Brother Nature Opens Up About Contracting Deadliest Form Of Malaria
By Parker Diakite
Some of you may know Kelvin Peña as the guy who posts the charming and viral videos of him befriending wild animals.
In fact, Peña, who goes by Brother Nature, quickly captured the hearts of millions with his interactions with a small herd of deers that frequented his backyard. His backyard friends ultimately became known to many as the “Deer Squad.”
But the content creator has been rather quiet across his social media channels this last week but in a recent post with his more than 2 million followers, Peña revealed that a Malaria diagnosis has kept him down.

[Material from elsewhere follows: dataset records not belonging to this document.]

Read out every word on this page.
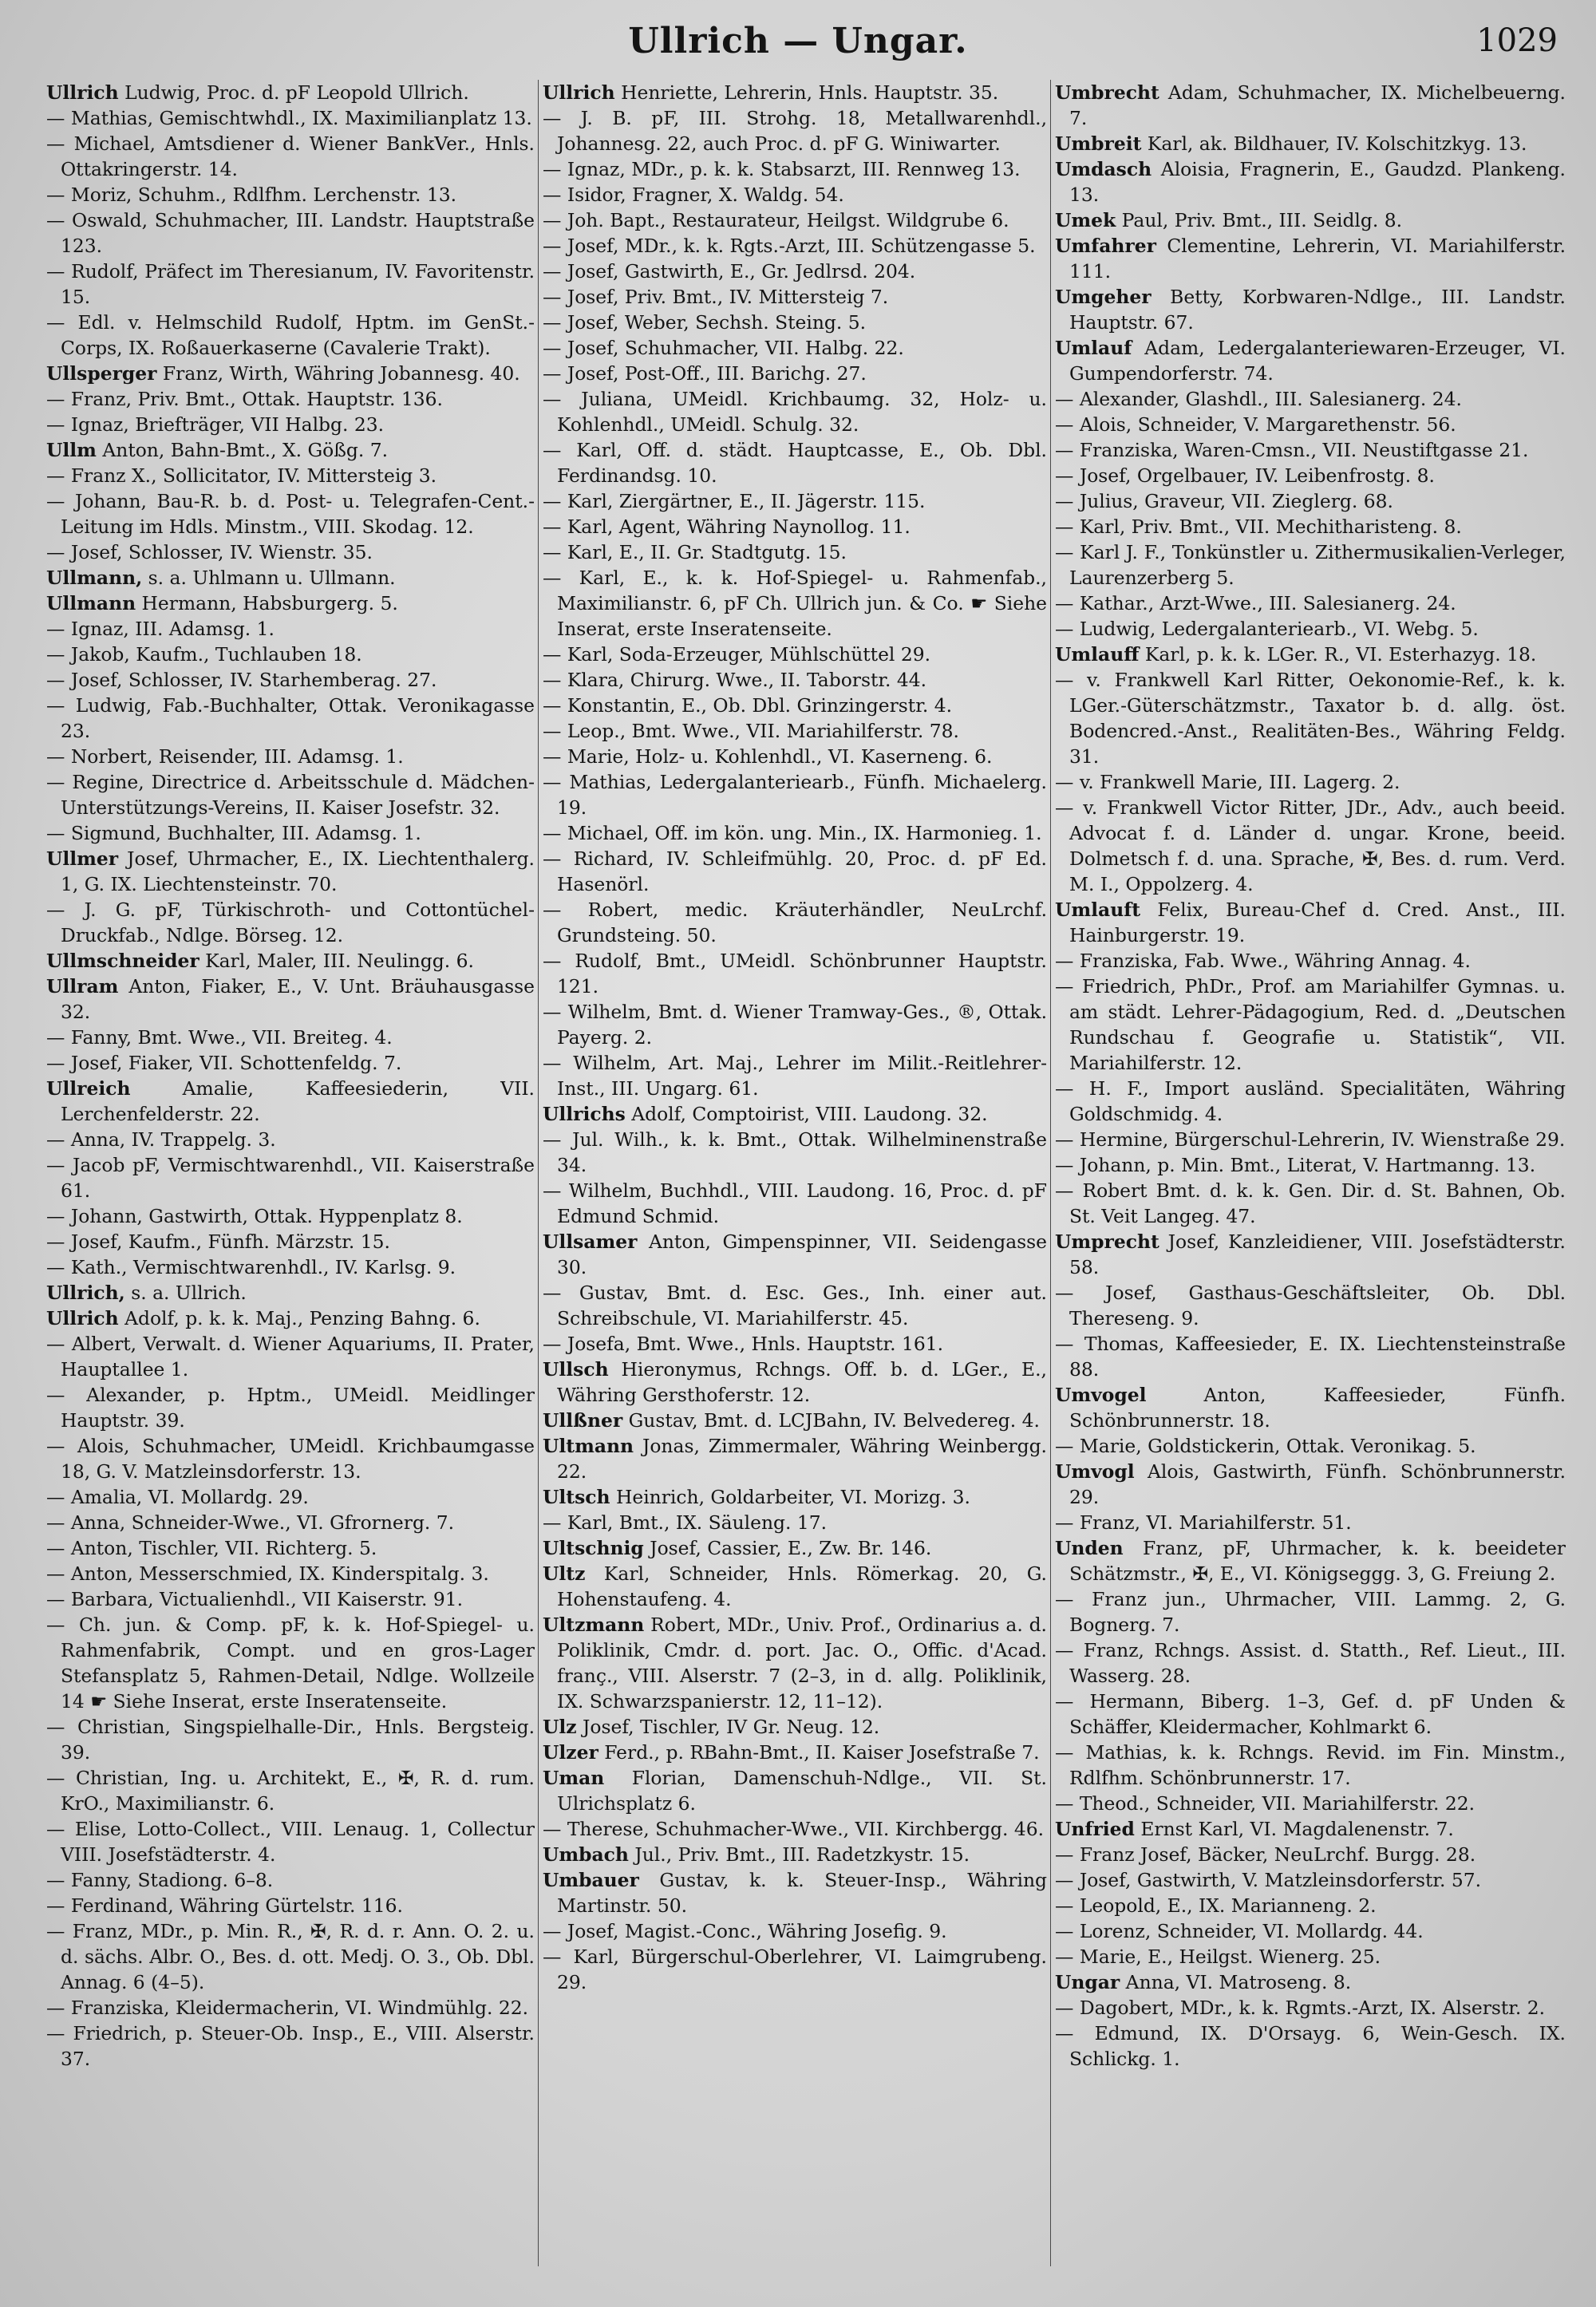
Ullrich — Ungar.	1029

Ullrich Ludwig, Proc. d. pF Leopold Ullrich.

— Mathias, Gemischtwhdl., IX. Maximilianplatz 13.

— Michael, Amtsdiener d. Wiener BankVer., Hnls. Ottakringerstr. 14.

— Moriz, Schuhm., Rdlfhm. Lerchenstr. 13.

— Oswald, Schuhmacher, III. Landstr. Hauptstraße 123.

— Rudolf, Präfect im Theresianum, IV. Favoritenstr. 15.

— Edl. v. Helmschild Rudolf, Hptm. im GenSt.-Corps, IX. Roßauerkaserne (Cavalerie Trakt).

Ullsperger Franz, Wirth, Währing Jobannesg. 40.

— Franz, Priv. Bmt., Ottak. Hauptstr. 136.

— Ignaz, Briefträger, VII Halbg. 23.

Ullm Anton, Bahn-Bmt., X. Gößg. 7.

— Franz X., Sollicitator, IV. Mittersteig 3.

— Johann, Bau-R. b. d. Post- u. Telegrafen-Cent.-Leitung im Hdls. Minstm., VIII. Skodag. 12.

— Josef, Schlosser, IV. Wienstr. 35.

Ullmann, s. a. Uhlmann u. Ullmann.

Ullmann Hermann, Habsburgerg. 5.

— Ignaz, III. Adamsg. 1.

— Jakob, Kaufm., Tuchlauben 18.

— Josef, Schlosser, IV. Starhemberag. 27.

— Ludwig, Fab.-Buchhalter, Ottak. Veronikagasse 23.

— Norbert, Reisender, III. Adamsg. 1.

— Regine, Directrice d. Arbeitsschule d. Mädchen-Unterstützungs-Vereins, II. Kaiser Josefstr. 32.

— Sigmund, Buchhalter, III. Adamsg. 1.

Ullmer Josef, Uhrmacher, E., IX. Liechtenthalerg. 1, G. IX. Liechtensteinstr. 70.

— J. G. pF, Türkischroth- und Cottontüchel-Druckfab., Ndlge. Börseg. 12.

Ullmschneider Karl, Maler, III. Neulingg. 6.

Ullram Anton, Fiaker, E., V. Unt. Bräuhausgasse 32.

— Fanny, Bmt. Wwe., VII. Breiteg. 4.

— Josef, Fiaker, VII. Schottenfeldg. 7.

Ullreich Amalie, Kaffeesiederin, VII. Lerchenfelderstr. 22.

— Anna, IV. Trappelg. 3.

— Jacob pF, Vermischtwarenhdl., VII. Kaiserstraße 61.

— Johann, Gastwirth, Ottak. Hyppenplatz 8.

— Josef, Kaufm., Fünfh. Märzstr. 15.

— Kath., Vermischtwarenhdl., IV. Karlsg. 9.

Ullrich, s. a. Ullrich.

Ullrich Adolf, p. k. k. Maj., Penzing Bahng. 6.

— Albert, Verwalt. d. Wiener Aquariums, II. Prater, Hauptallee 1.

— Alexander, p. Hptm., UMeidl. Meidlinger Hauptstr. 39.

— Alois, Schuhmacher, UMeidl. Krichbaumgasse 18, G. V. Matzleinsdorferstr. 13.

— Amalia, VI. Mollardg. 29.

— Anna, Schneider-Wwe., VI. Gfrornerg. 7.

— Anton, Tischler, VII. Richterg. 5.

— Anton, Messerschmied, IX. Kinderspitalg. 3.

— Barbara, Victualienhdl., VII Kaiserstr. 91.

— Ch. jun. & Comp. pF, k. k. Hof-Spiegel- u. Rahmenfabrik, Compt. und en gros-Lager Stefansplatz 5, Rahmen-Detail, Ndlge. Wollzeile 14 ☛ Siehe Inserat, erste Inseratenseite.

— Christian, Singspielhalle-Dir., Hnls. Bergsteig. 39.

— Christian, Ing. u. Architekt, E., ✠, R. d. rum. KrO., Maximilianstr. 6.

— Elise, Lotto-Collect., VIII. Lenaug. 1, Collectur VIII. Josefstädterstr. 4.

— Fanny, Stadiong. 6–8.

— Ferdinand, Währing Gürtelstr. 116.

— Franz, MDr., p. Min. R., ✠, R. d. r. Ann. O. 2. u. d. sächs. Albr. O., Bes. d. ott. Medj. O. 3., Ob. Dbl. Annag. 6 (4–5).

— Franziska, Kleidermacherin, VI. Windmühlg. 22.

— Friedrich, p. Steuer-Ob. Insp., E., VIII. Alserstr. 37.

Ullrich Henriette, Lehrerin, Hnls. Hauptstr. 35.

— J. B. pF, III. Strohg. 18, Metallwarenhdl., Johannesg. 22, auch Proc. d. pF G. Winiwarter.

— Ignaz, MDr., p. k. k. Stabsarzt, III. Rennweg 13.

— Isidor, Fragner, X. Waldg. 54.

— Joh. Bapt., Restaurateur, Heilgst. Wildgrube 6.

— Josef, MDr., k. k. Rgts.-Arzt, III. Schützengasse 5.

— Josef, Gastwirth, E., Gr. Jedlrsd. 204.

— Josef, Priv. Bmt., IV. Mittersteig 7.

— Josef, Weber, Sechsh. Steing. 5.

— Josef, Schuhmacher, VII. Halbg. 22.

— Josef, Post-Off., III. Barichg. 27.

— Juliana, UMeidl. Krichbaumg. 32, Holz- u. Kohlenhdl., UMeidl. Schulg. 32.

— Karl, Off. d. städt. Hauptcasse, E., Ob. Dbl. Ferdinandsg. 10.

— Karl, Ziergärtner, E., II. Jägerstr. 115.

— Karl, Agent, Währing Naynollog. 11.

— Karl, E., II. Gr. Stadtgutg. 15.

— Karl, E., k. k. Hof-Spiegel- u. Rahmenfab., Maximilianstr. 6, pF Ch. Ullrich jun. & Co. ☛ Siehe Inserat, erste Inseratenseite.

— Karl, Soda-Erzeuger, Mühlschüttel 29.

— Klara, Chirurg. Wwe., II. Taborstr. 44.

— Konstantin, E., Ob. Dbl. Grinzingerstr. 4.

— Leop., Bmt. Wwe., VII. Mariahilferstr. 78.

— Marie, Holz- u. Kohlenhdl., VI. Kaserneng. 6.

— Mathias, Ledergalanteriearb., Fünfh. Michaelerg. 19.

— Michael, Off. im kön. ung. Min., IX. Harmonieg. 1.

— Richard, IV. Schleifmühlg. 20, Proc. d. pF Ed. Hasenörl.

— Robert, medic. Kräuterhändler, NeuLrchf. Grundsteing. 50.

— Rudolf, Bmt., UMeidl. Schönbrunner Hauptstr. 121.

— Wilhelm, Bmt. d. Wiener Tramway-Ges., ®, Ottak. Payerg. 2.

— Wilhelm, Art. Maj., Lehrer im Milit.-Reitlehrer-Inst., III. Ungarg. 61.

Ullrichs Adolf, Comptoirist, VIII. Laudong. 32.

— Jul. Wilh., k. k. Bmt., Ottak. Wilhelminenstraße 34.

— Wilhelm, Buchhdl., VIII. Laudong. 16, Proc. d. pF Edmund Schmid.

Ullsamer Anton, Gimpenspinner, VII. Seidengasse 30.

— Gustav, Bmt. d. Esc. Ges., Inh. einer aut. Schreibschule, VI. Mariahilferstr. 45.

— Josefa, Bmt. Wwe., Hnls. Hauptstr. 161.

Ullsch Hieronymus, Rchngs. Off. b. d. LGer., E., Währing Gersthoferstr. 12.

Ullßner Gustav, Bmt. d. LCJBahn, IV. Belvedereg. 4.

Ultmann Jonas, Zimmermaler, Währing Weinbergg. 22.

Ultsch Heinrich, Goldarbeiter, VI. Morizg. 3.

— Karl, Bmt., IX. Säuleng. 17.

Ultschnig Josef, Cassier, E., Zw. Br. 146.

Ultz Karl, Schneider, Hnls. Römerkag. 20, G. Hohenstaufeng. 4.

Ultzmann Robert, MDr., Univ. Prof., Ordinarius a. d. Poliklinik, Cmdr. d. port. Jac. O., Offic. d'Acad. franç., VIII. Alserstr. 7 (2–3, in d. allg. Poliklinik, IX. Schwarzspanierstr. 12, 11–12).

Ulz Josef, Tischler, IV Gr. Neug. 12.

Ulzer Ferd., p. RBahn-Bmt., II. Kaiser Josefstraße 7.

Uman Florian, Damenschuh-Ndlge., VII. St. Ulrichsplatz 6.

— Therese, Schuhmacher-Wwe., VII. Kirchbergg. 46.

Umbach Jul., Priv. Bmt., III. Radetzkystr. 15.

Umbauer Gustav, k. k. Steuer-Insp., Währing Martinstr. 50.

— Josef, Magist.-Conc., Währing Josefig. 9.

— Karl, Bürgerschul-Oberlehrer, VI. Laimgrubeng. 29.

Umbrecht Adam, Schuhmacher, IX. Michelbeuerng. 7.

Umbreit Karl, ak. Bildhauer, IV. Kolschitzkyg. 13.

Umdasch Aloisia, Fragnerin, E., Gaudzd. Plankeng. 13.

Umek Paul, Priv. Bmt., III. Seidlg. 8.

Umfahrer Clementine, Lehrerin, VI. Mariahilferstr. 111.

Umgeher Betty, Korbwaren-Ndlge., III. Landstr. Hauptstr. 67.

Umlauf Adam, Ledergalanteriewaren-Erzeuger, VI. Gumpendorferstr. 74.

— Alexander, Glashdl., III. Salesianerg. 24.

— Alois, Schneider, V. Margarethenstr. 56.

— Franziska, Waren-Cmsn., VII. Neustiftgasse 21.

— Josef, Orgelbauer, IV. Leibenfrostg. 8.

— Julius, Graveur, VII. Zieglerg. 68.

— Karl, Priv. Bmt., VII. Mechitharisteng. 8.

— Karl J. F., Tonkünstler u. Zithermusikalien-Verleger, Laurenzerberg 5.

— Kathar., Arzt-Wwe., III. Salesianerg. 24.

— Ludwig, Ledergalanteriearb., VI. Webg. 5.

Umlauff Karl, p. k. k. LGer. R., VI. Esterhazyg. 18.

— v. Frankwell Karl Ritter, Oekonomie-Ref., k. k. LGer.-Güterschätzmstr., Taxator b. d. allg. öst. Bodencred.-Anst., Realitäten-Bes., Währing Feldg. 31.

— v. Frankwell Marie, III. Lagerg. 2.

— v. Frankwell Victor Ritter, JDr., Adv., auch beeid. Advocat f. d. Länder d. ungar. Krone, beeid. Dolmetsch f. d. una. Sprache, ✠, Bes. d. rum. Verd. M. I., Oppolzerg. 4.

Umlauft Felix, Bureau-Chef d. Cred. Anst., III. Hainburgerstr. 19.

— Franziska, Fab. Wwe., Währing Annag. 4.

— Friedrich, PhDr., Prof. am Mariahilfer Gymnas. u. am städt. Lehrer-Pädagogium, Red. d. „Deutschen Rundschau f. Geografie u. Statistik“, VII. Mariahilferstr. 12.

— H. F., Import ausländ. Specialitäten, Währing Goldschmidg. 4.

— Hermine, Bürgerschul-Lehrerin, IV. Wienstraße 29.

— Johann, p. Min. Bmt., Literat, V. Hartmanng. 13.

— Robert Bmt. d. k. k. Gen. Dir. d. St. Bahnen, Ob. St. Veit Langeg. 47.

Umprecht Josef, Kanzleidiener, VIII. Josefstädterstr. 58.

— Josef, Gasthaus-Geschäftsleiter, Ob. Dbl. Thereseng. 9.

— Thomas, Kaffeesieder, E. IX. Liechtensteinstraße 88.

Umvogel Anton, Kaffeesieder, Fünfh. Schönbrunnerstr. 18.

— Marie, Goldstickerin, Ottak. Veronikag. 5.

Umvogl Alois, Gastwirth, Fünfh. Schönbrunnerstr. 29.

— Franz, VI. Mariahilferstr. 51.

Unden Franz, pF, Uhrmacher, k. k. beeideter Schätzmstr., ✠, E., VI. Königseggg. 3, G. Freiung 2.

— Franz jun., Uhrmacher, VIII. Lammg. 2, G. Bognerg. 7.

— Franz, Rchngs. Assist. d. Statth., Ref. Lieut., III. Wasserg. 28.

— Hermann, Biberg. 1–3, Gef. d. pF Unden & Schäffer, Kleidermacher, Kohlmarkt 6.

— Mathias, k. k. Rchngs. Revid. im Fin. Minstm., Rdlfhm. Schönbrunnerstr. 17.

— Theod., Schneider, VII. Mariahilferstr. 22.

Unfried Ernst Karl, VI. Magdalenenstr. 7.

— Franz Josef, Bäcker, NeuLrchf. Burgg. 28.

— Josef, Gastwirth, V. Matzleinsdorferstr. 57.

— Leopold, E., IX. Marianneng. 2.

— Lorenz, Schneider, VI. Mollardg. 44.

— Marie, E., Heilgst. Wienerg. 25.

Ungar Anna, VI. Matroseng. 8.

— Dagobert, MDr., k. k. Rgmts.-Arzt, IX. Alserstr. 2.

— Edmund, IX. D'Orsayg. 6, Wein-Gesch. IX. Schlickg. 1.
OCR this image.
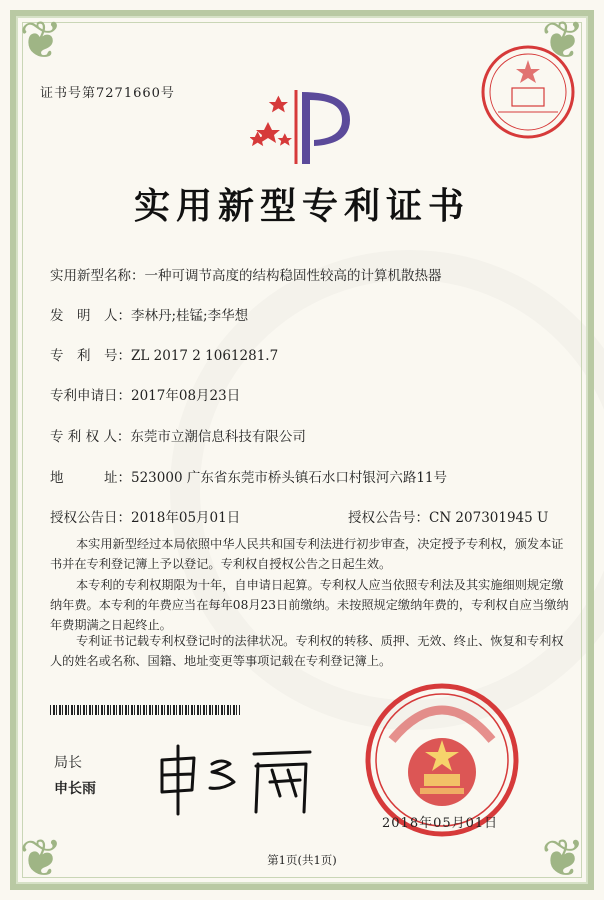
❦	❦
❦	❦
证书号第7271660号
实用新型专利证书
实用新型名称：一种可调节高度的结构稳固性较高的计算机散热器
发　明　人：李林丹;桂锰;李华想
专　利　号：ZL 2017 2 1061281.7
专利申请日：2017年08月23日
专 利 权 人：东莞市立潮信息科技有限公司
地　　　址：523000 广东省东莞市桥头镇石水口村银河六路11号
授权公告日：2018年05月01日	授权公告号：CN 207301945 U
本实用新型经过本局依照中华人民共和国专利法进行初步审查，决定授予专利权，颁发本证书并在专利登记簿上予以登记。专利权自授权公告之日起生效。
本专利的专利权期限为十年，自申请日起算。专利权人应当依照专利法及其实施细则规定缴纳年费。本专利的年费应当在每年08月23日前缴纳。未按照规定缴纳年费的，专利权自应当缴纳年费期满之日起终止。
专利证书记载专利权登记时的法律状况。专利权的转移、质押、无效、终止、恢复和专利权人的姓名或名称、国籍、地址变更等事项记载在专利登记簿上。
局长
申长雨
2018年05月01日
第1页(共1页)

“Just wanted [to] keep you guys posted on why I haven’t really been active lately,” Peña said on Instagram. “About 10 days ago I got a fever and didn’t think much of it. Then as days went on it started to raise, I started getting chills and couldn’t control my sleep, I slept for days on end then began to vomit a lot plus diarrhea.”
Pena told his followers that he originally thought it was the flu but as the symptoms worsened, he checked into a local hospital where he was later diagnosed with Malaria Falciparum.
“I’ve been treated and am getting better, but the process has been hell and has opened my eyes to how important health is,” he added. “So, that being said, I’m gonna slow down a bit on life til I’m all the way healthy.”
According to the Centers for Disease Control (CDC), Malaria is a serious and sometimes fatal disease caused by a parasite that commonly infects a certain type of mosquito which feeds on humans.
The CDC says about 1,700 cases of malaria are diagnosed in the United States each year and the vast majority of cases in the US are in travelers returning from parts of the world where malaria transmission occurs, including sub-Saharan Africa and South Asia.
Symptoms include high fevers, shaking chills, and flu-like illness, and if not treated properly, can lead to death.
The best way to prevent Malaria is through a series of medications before traveling to places that the CDC and World Health Organizations have deemed as high risks areas.